- POSTED: 07 May 2014 20:53
French second division club Clermont on Wednesday named Portuguese Helena Costa as coach, becoming one of the highest-level teams in Europe to put a woman in charge.
CLERMONT-FERRAND: French second division club Clermont on Wednesday named Helena Costa as coach, making the Portuguese the highest-level woman in charge of a men's team in the major European championships.
Costa, 36, has been the coach of the women's national sides in Qatar and Iran.
She learned the managerial trade with Benfica in Portugal.
But Costa has also worked as a scout for Scottish champions Celtic and top clubs in Spain and Portugal.
"This nomination will allow Clermont Foot 63 to enter a new era," said a club statement announcing the appointment.
Clermont Foot are 14th in the French second division with two matches to play.
Current coach Regis Brouard will leave at the end of this season and Costa will take over straight after, Clermont said.
Before Costa's appointment, Carolina Morace was the most notable woman coach in the key European leagues. Morace was manager at Italian Serie C1 side Viterbese for just two matches in 1999, quitting because of the media pressure.

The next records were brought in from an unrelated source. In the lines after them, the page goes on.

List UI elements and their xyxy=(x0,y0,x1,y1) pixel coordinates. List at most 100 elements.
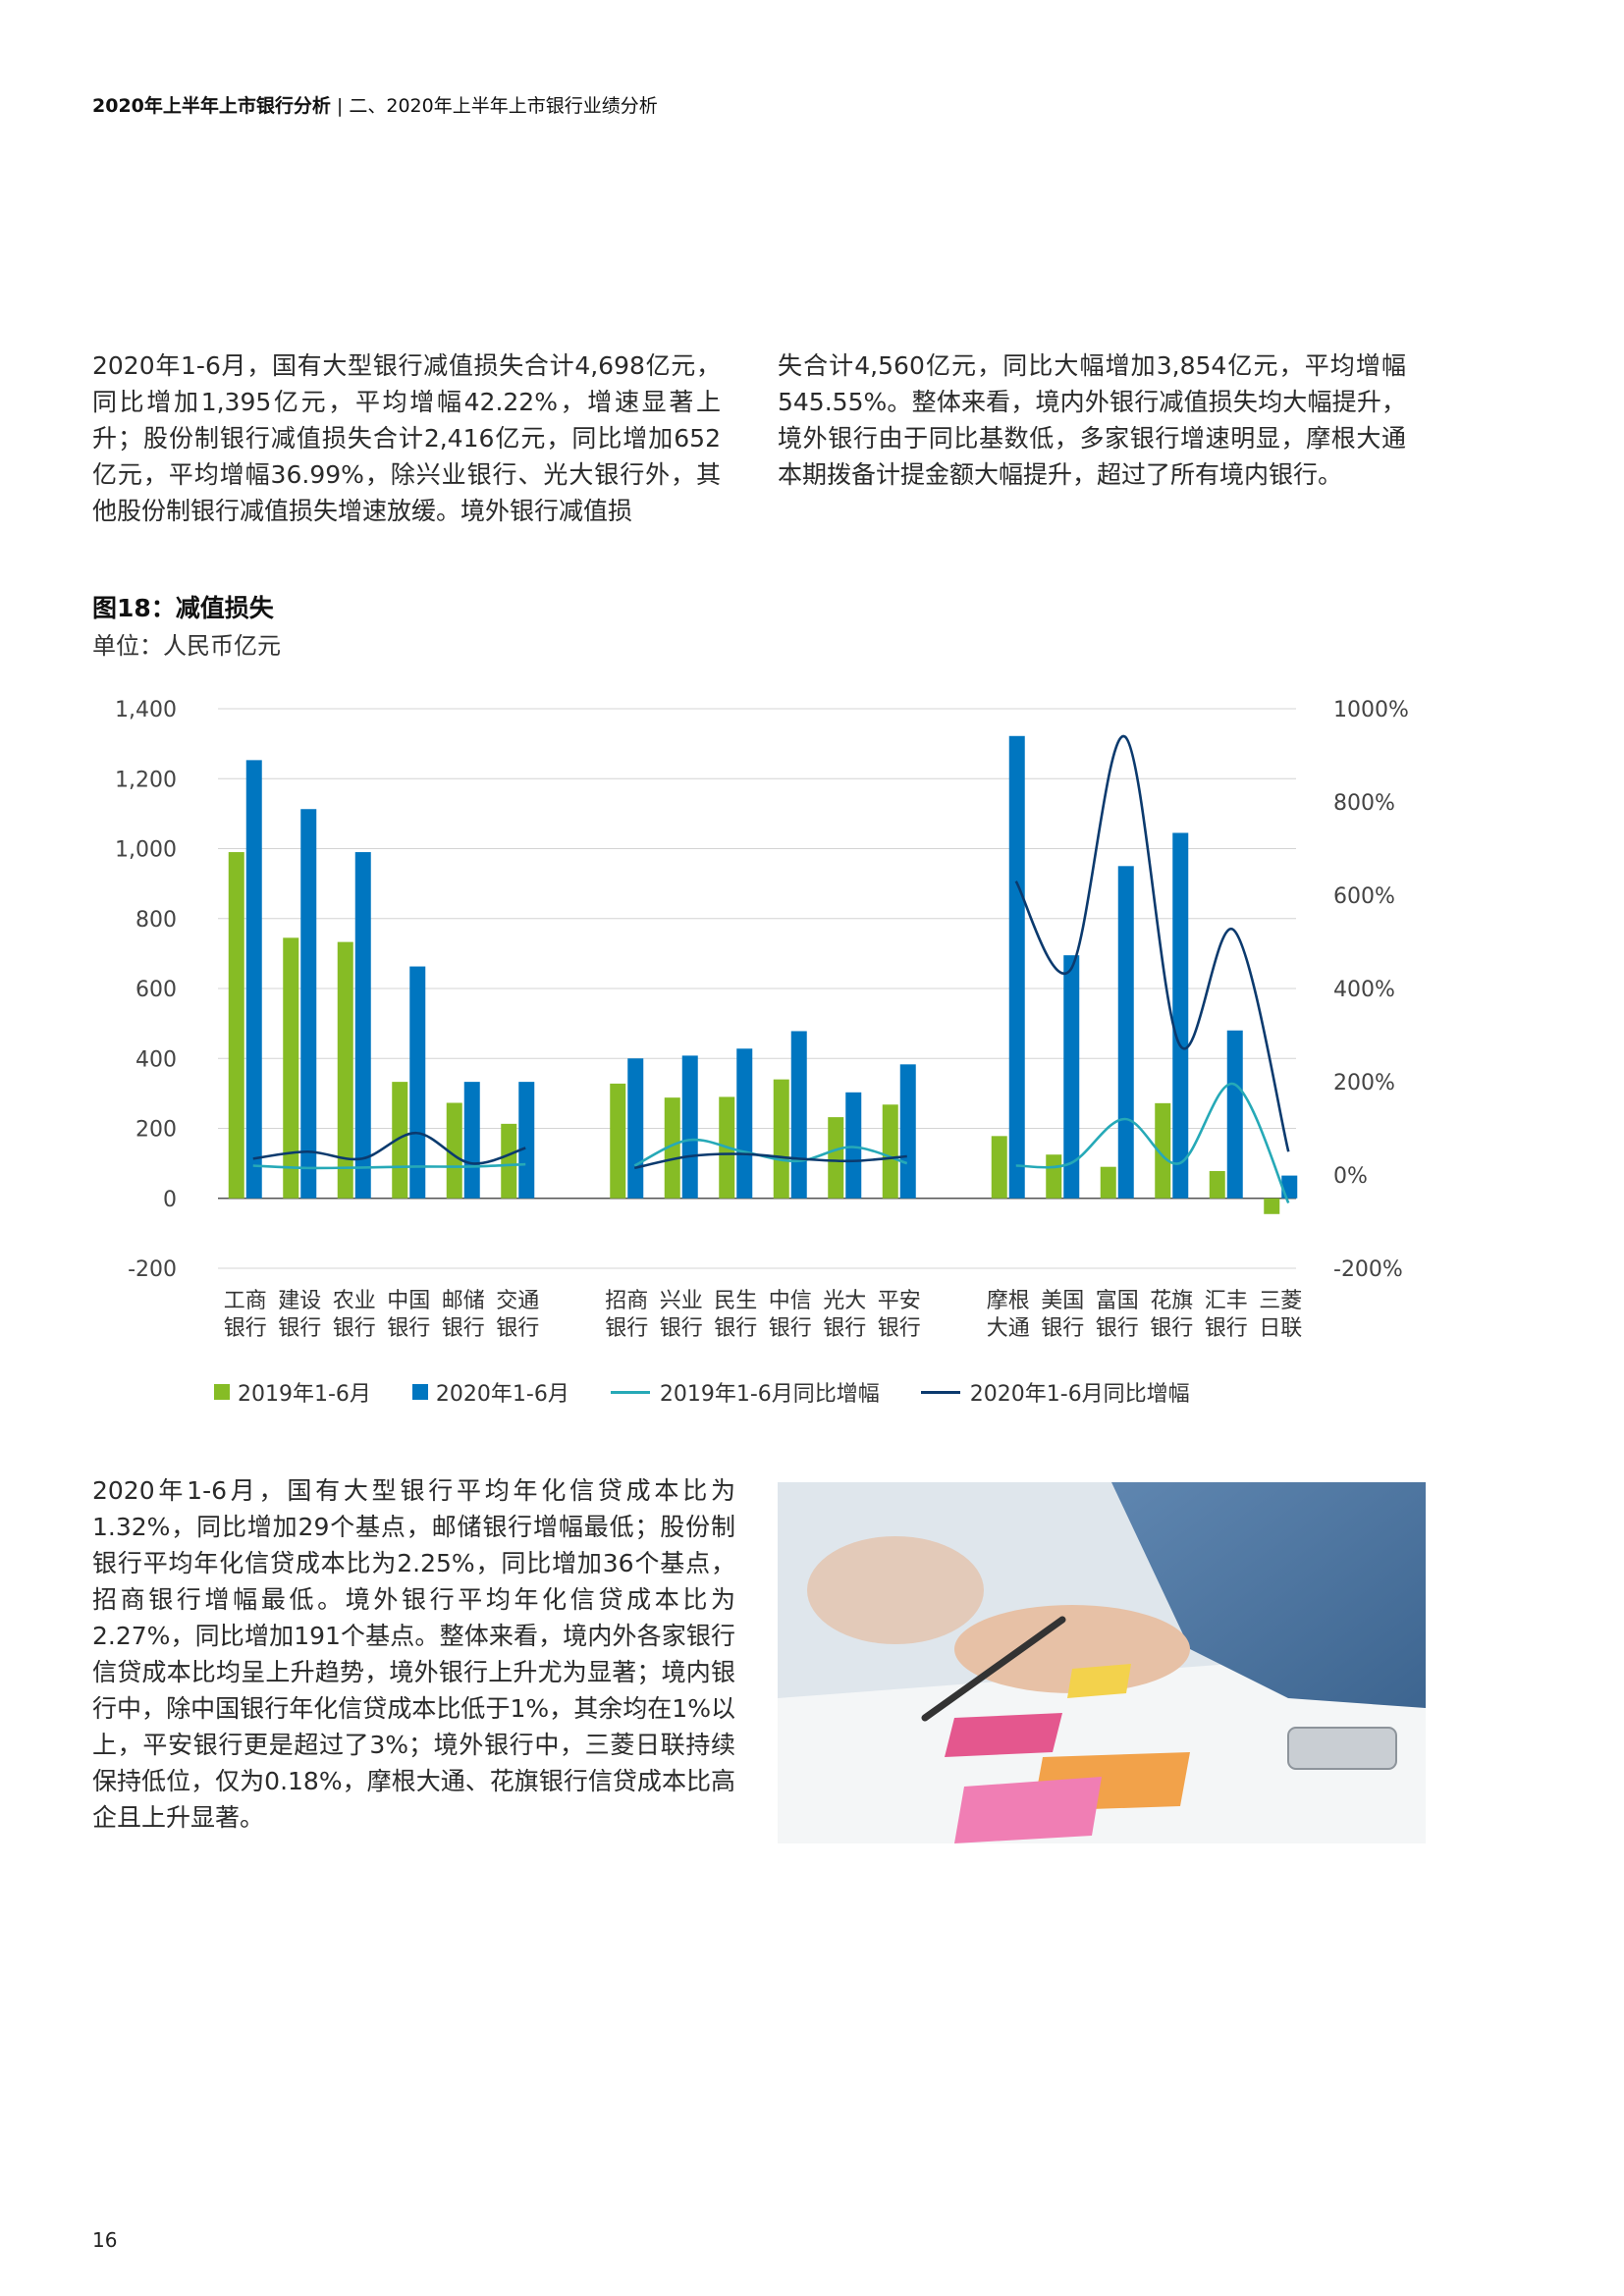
sticky-note-yellow xyxy=(1067,1664,1131,1698)
category-label: 银行 xyxy=(1041,1316,1084,1341)
legend-label-2020: 2020年1-6月 xyxy=(435,1382,569,1407)
impairment-loss-chart: -200 0 200 400 600 800 1,000 1,200 1,400 -200% 0% 2… xyxy=(115,698,1409,1341)
legend-swatch-2019 xyxy=(214,1384,230,1400)
header-separator: | xyxy=(330,95,350,117)
legend-swatch-2019-growth xyxy=(610,1390,650,1394)
bar-2019 xyxy=(228,852,244,1199)
legend-label-2019-growth: 2019年1-6月同比增幅 xyxy=(659,1382,880,1407)
bar-2020 xyxy=(245,760,262,1199)
bar-2019 xyxy=(1209,1170,1225,1199)
desk-illustration xyxy=(778,1482,1426,1843)
category-label: 中国 xyxy=(387,1289,430,1313)
category-label: 银行 xyxy=(660,1316,703,1341)
bar-2020 xyxy=(899,1064,916,1199)
category-label: 汇丰 xyxy=(1205,1289,1248,1313)
y-left-tick-label: 0 xyxy=(163,1188,177,1212)
bar-2020 xyxy=(1226,1030,1243,1199)
y-right-tick-label: 1000% xyxy=(1333,698,1409,722)
bar-2020 xyxy=(300,809,317,1199)
category-label: 银行 xyxy=(224,1316,267,1341)
legend-item-2020-growth: 2020年1-6月同比增幅 xyxy=(920,1376,1190,1408)
bar-2019 xyxy=(1264,1198,1280,1214)
bar-2020 xyxy=(1008,735,1025,1199)
section-title: 二、2020年上半年上市银行业绩分析 xyxy=(349,95,658,117)
category-label: 日联 xyxy=(1259,1316,1302,1341)
bar-2019 xyxy=(283,937,299,1199)
legend-item-2020: 2020年1-6月 xyxy=(411,1376,569,1408)
bar-2020 xyxy=(627,1058,644,1199)
category-label: 银行 xyxy=(823,1316,866,1341)
legend-item-2019-growth: 2019年1-6月同比增幅 xyxy=(610,1376,880,1408)
bar-2020 xyxy=(354,852,371,1199)
legend-label-2020-growth: 2020年1-6月同比增幅 xyxy=(969,1382,1190,1407)
y-right-tick-label: 400% xyxy=(1333,978,1395,1002)
category-label: 邮储 xyxy=(442,1289,485,1313)
category-label: 摩根 xyxy=(987,1289,1030,1313)
y-left-tick-label: 400 xyxy=(135,1047,177,1072)
category-label: 农业 xyxy=(333,1289,376,1313)
y-right-tick-label: 600% xyxy=(1333,884,1395,909)
category-label: 三菱 xyxy=(1259,1289,1302,1313)
category-label: 光大 xyxy=(823,1289,866,1313)
category-label: 银行 xyxy=(769,1316,812,1341)
paragraph-right: 失合计4,560亿元，同比大幅增加3,854亿元，平均增幅545.55%。整体来… xyxy=(778,351,1406,489)
y-left-tick-label: 1,000 xyxy=(115,838,177,863)
category-label: 富国 xyxy=(1096,1289,1139,1313)
bar-2019 xyxy=(1046,1154,1062,1199)
chart-legend: 2019年1-6月 2020年1-6月 2019年1-6月同比增幅 2020年1… xyxy=(214,1376,1231,1408)
category-label: 银行 xyxy=(442,1316,485,1341)
report-title: 2020年上半年上市银行分析 xyxy=(92,95,331,117)
legend-label-2019: 2019年1-6月 xyxy=(238,1382,371,1407)
bar-2019 xyxy=(991,1136,1007,1199)
category-label: 大通 xyxy=(987,1316,1030,1341)
figure-title: 图18：减值损失 xyxy=(92,594,274,622)
bar-2020 xyxy=(790,1031,807,1199)
category-label: 银行 xyxy=(1150,1316,1193,1341)
bar-2020 xyxy=(409,966,426,1199)
page-header: 2020年上半年上市银行分析 | 二、2020年上半年上市银行业绩分析 xyxy=(92,91,658,118)
sticky-note-magenta xyxy=(954,1777,1102,1843)
bar-2020 xyxy=(681,1055,698,1199)
y-left-tick-label: 200 xyxy=(135,1118,177,1143)
legend-swatch-2020 xyxy=(411,1384,428,1400)
bar-2020 xyxy=(463,1082,480,1199)
y-left-tick-label: 1,400 xyxy=(115,698,177,722)
bar-2019 xyxy=(610,1083,626,1199)
y-left-tick-label: 800 xyxy=(135,908,177,933)
category-label: 银行 xyxy=(605,1316,648,1341)
category-label: 美国 xyxy=(1041,1289,1084,1313)
category-label: 中信 xyxy=(769,1289,812,1313)
bar-2019 xyxy=(828,1117,844,1199)
category-label: 花旗 xyxy=(1150,1289,1193,1313)
office-photo xyxy=(778,1482,1426,1843)
category-label: 工商 xyxy=(224,1289,267,1313)
category-label: 银行 xyxy=(878,1316,921,1341)
bar-2019 xyxy=(501,1123,517,1199)
y-left-tick-label: 1,200 xyxy=(115,768,177,792)
y-left-tick-label: 600 xyxy=(135,978,177,1002)
figure-unit: 单位：人民币亿元 xyxy=(92,632,281,660)
y-left-tick-label: -200 xyxy=(128,1257,177,1282)
bar-2019 xyxy=(773,1079,789,1199)
bar-2020 xyxy=(845,1092,862,1199)
bar-2019 xyxy=(882,1104,898,1199)
category-label: 平安 xyxy=(878,1289,921,1313)
category-label: 银行 xyxy=(496,1316,539,1341)
category-label: 银行 xyxy=(333,1316,376,1341)
bar-2020 xyxy=(1117,866,1134,1199)
category-label: 建设 xyxy=(278,1289,321,1313)
page-number: 16 xyxy=(92,2228,118,2252)
bar-2020 xyxy=(518,1082,535,1199)
category-label: 银行 xyxy=(1096,1316,1139,1341)
category-label: 银行 xyxy=(1205,1316,1248,1341)
line-2020-growth xyxy=(1014,735,1290,1152)
legend-item-2019: 2019年1-6月 xyxy=(214,1376,371,1408)
category-label: 兴业 xyxy=(660,1289,703,1313)
sticky-note-pink xyxy=(945,1713,1062,1757)
paragraph-credit-cost: 2020年1-6月，国有大型银行平均年化信贷成本比为1.32%，同比增加29个基… xyxy=(92,1476,735,1832)
category-label: 民生 xyxy=(714,1289,757,1313)
y-right-tick-label: 0% xyxy=(1333,1164,1368,1189)
smartphone xyxy=(1287,1727,1397,1770)
category-label: 招商 xyxy=(605,1289,648,1313)
category-label: 银行 xyxy=(387,1316,430,1341)
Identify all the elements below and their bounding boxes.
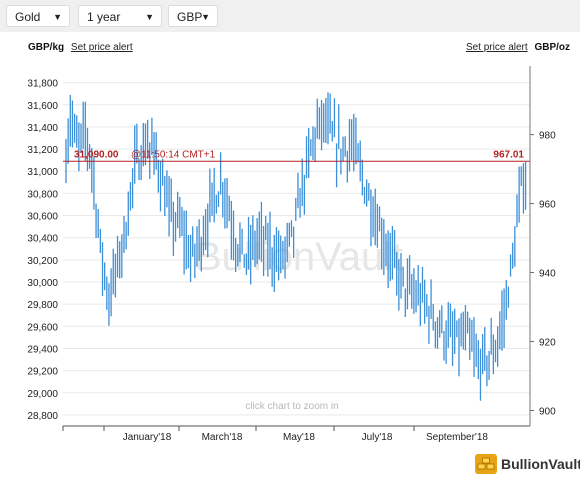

The historic move in naming a woman boss vaulted Clermont out of their relative obscurity.
"Bravo Clermont Foot for understanding that giving a place to women is the future of professional football," commented France's Women's Rights Minister Najat Belkacem on Twitter.
"We would like to congratulate Helena sincerely on taking up this new role," said a Celtic spokesperson.
"She did an excellent job for us and we know she will give her new position the same high level of commitment and dedication which she gave to Celtic."
Clermont supporters were delighted by the move.
"It surprised us when we read the club statement. But once we got over it we all believe that it is a good thing," said Veronique Soulier, president of the Clermont Foot Supporters Club.
"The boys in the team can be difficult to manage. They can be quite sensitive, that is what the other coaches have told us. With a woman in charge maybe they will be less demanding," said Soulier, herself a rare woman head of a supporters' club in France.
Costa took her first Portuguese Football Federation coaching course at the age of 21, coming first out of 120 mainly male participants.
She also has a UEFA coaching qualification and passed degrees in sports science.
After helping Benfica's youth team to second place in the national championship in 2005 she was briefly coach at amateur side Cheleiros and guided them to the Lisbon regional championship.
Costa took over the Qatar women's team in 2010 and moved to Iran's women's side in 2012. She left Iran in September last year.